Older teenagers and young adults may present predominantly with apparent early-onset dementia or psychiatric manifestations; however, careful examination usually identifies typical neurologic signs.
Diagnosis/testing: The diagnosis of NPC is established in a proband with suggestive findings and biallelic pathogenic variants in either NPC1 or NPC2 identified by molecular genetic testing.
Management: Treatment of manifestations: No curative therapy for NPC exists. Supportive therapy is provided by specialists from multiple disciplines including among others: neurology, physical therapy, occupational therapy, speech therapy, nutrition, feeding, psychology, social work, and medical genetics.

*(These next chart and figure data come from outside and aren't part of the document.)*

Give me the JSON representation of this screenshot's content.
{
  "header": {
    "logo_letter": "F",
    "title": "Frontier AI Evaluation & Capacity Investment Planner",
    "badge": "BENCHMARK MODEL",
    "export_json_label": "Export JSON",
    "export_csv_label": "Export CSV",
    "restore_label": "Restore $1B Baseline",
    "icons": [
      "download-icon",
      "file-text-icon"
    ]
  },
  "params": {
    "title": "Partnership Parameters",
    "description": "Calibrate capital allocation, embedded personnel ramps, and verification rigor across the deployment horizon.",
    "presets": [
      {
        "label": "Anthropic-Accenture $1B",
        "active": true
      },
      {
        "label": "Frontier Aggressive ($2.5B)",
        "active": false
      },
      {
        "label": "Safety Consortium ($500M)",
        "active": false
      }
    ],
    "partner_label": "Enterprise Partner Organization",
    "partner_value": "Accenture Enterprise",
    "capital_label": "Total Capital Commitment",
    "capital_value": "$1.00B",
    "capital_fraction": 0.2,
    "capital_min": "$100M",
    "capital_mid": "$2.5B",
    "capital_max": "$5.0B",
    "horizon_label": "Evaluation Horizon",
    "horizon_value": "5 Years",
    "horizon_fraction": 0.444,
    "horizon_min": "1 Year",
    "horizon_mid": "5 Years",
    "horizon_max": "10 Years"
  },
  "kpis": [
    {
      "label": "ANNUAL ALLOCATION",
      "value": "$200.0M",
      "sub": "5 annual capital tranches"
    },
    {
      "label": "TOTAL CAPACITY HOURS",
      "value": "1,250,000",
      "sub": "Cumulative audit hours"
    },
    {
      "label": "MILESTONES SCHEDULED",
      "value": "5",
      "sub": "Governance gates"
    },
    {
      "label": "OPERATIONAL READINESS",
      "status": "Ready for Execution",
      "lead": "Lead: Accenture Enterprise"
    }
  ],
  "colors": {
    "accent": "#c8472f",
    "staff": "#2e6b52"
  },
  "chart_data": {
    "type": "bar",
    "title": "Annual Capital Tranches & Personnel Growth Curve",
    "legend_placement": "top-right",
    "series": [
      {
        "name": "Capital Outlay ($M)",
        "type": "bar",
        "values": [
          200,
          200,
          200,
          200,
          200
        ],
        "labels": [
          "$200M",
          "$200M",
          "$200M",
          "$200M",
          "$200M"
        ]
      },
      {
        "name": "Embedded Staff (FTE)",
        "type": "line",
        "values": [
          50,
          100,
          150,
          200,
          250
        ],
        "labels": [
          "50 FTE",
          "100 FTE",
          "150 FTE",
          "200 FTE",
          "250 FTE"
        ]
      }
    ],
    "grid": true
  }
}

Treatment with miglustat, approved for the management of neurologic manifestations of NPC in several countries but not the United States, has increased survival by five years from date of diagnosis or approximately ten years from onset of neurologic manifestations.
Surveillance: Routine follow up by multidisciplinary specialists to monitor disease progression and supportive management including psychosocial support to identify new manifestations of disease, and, for those on miglustat, to assess compliance, possible side effects, and appearance of conditions that would prompt discontinuation of therapy.
Agents/circumstances to avoid: Drugs that cause excessive salivation or that may exacerbate seizures directly by interacting with antiepileptic drugs; alcohol as well as many drugs that exacerbate ataxia.
Evaluation of relatives at risk: It is appropriate to clarify the genetic status of apparently asymptomatic older and younger at-risk relatives of an affected individual in order to identify as early as possible those who are symptomatic and would benefit from prompt initiation of treatment.
Genetic counseling: NPC is inherited in an autosomal recessive manner. If both parents are known to be heterozygous for an NPC-related pathogenic variant, each sib of an affected individual has at conception a 25% chance of being affected, a 50% chance of being a heterozygote, and a 25% chance of being unaffected and not a heterozygote. Once the NPC-causing pathogenic variants have been identified in an affected family member, carrier testing for at-risk relatives, prenatal testing for a pregnancy at increased risk, and preimplantation genetic testing are possible.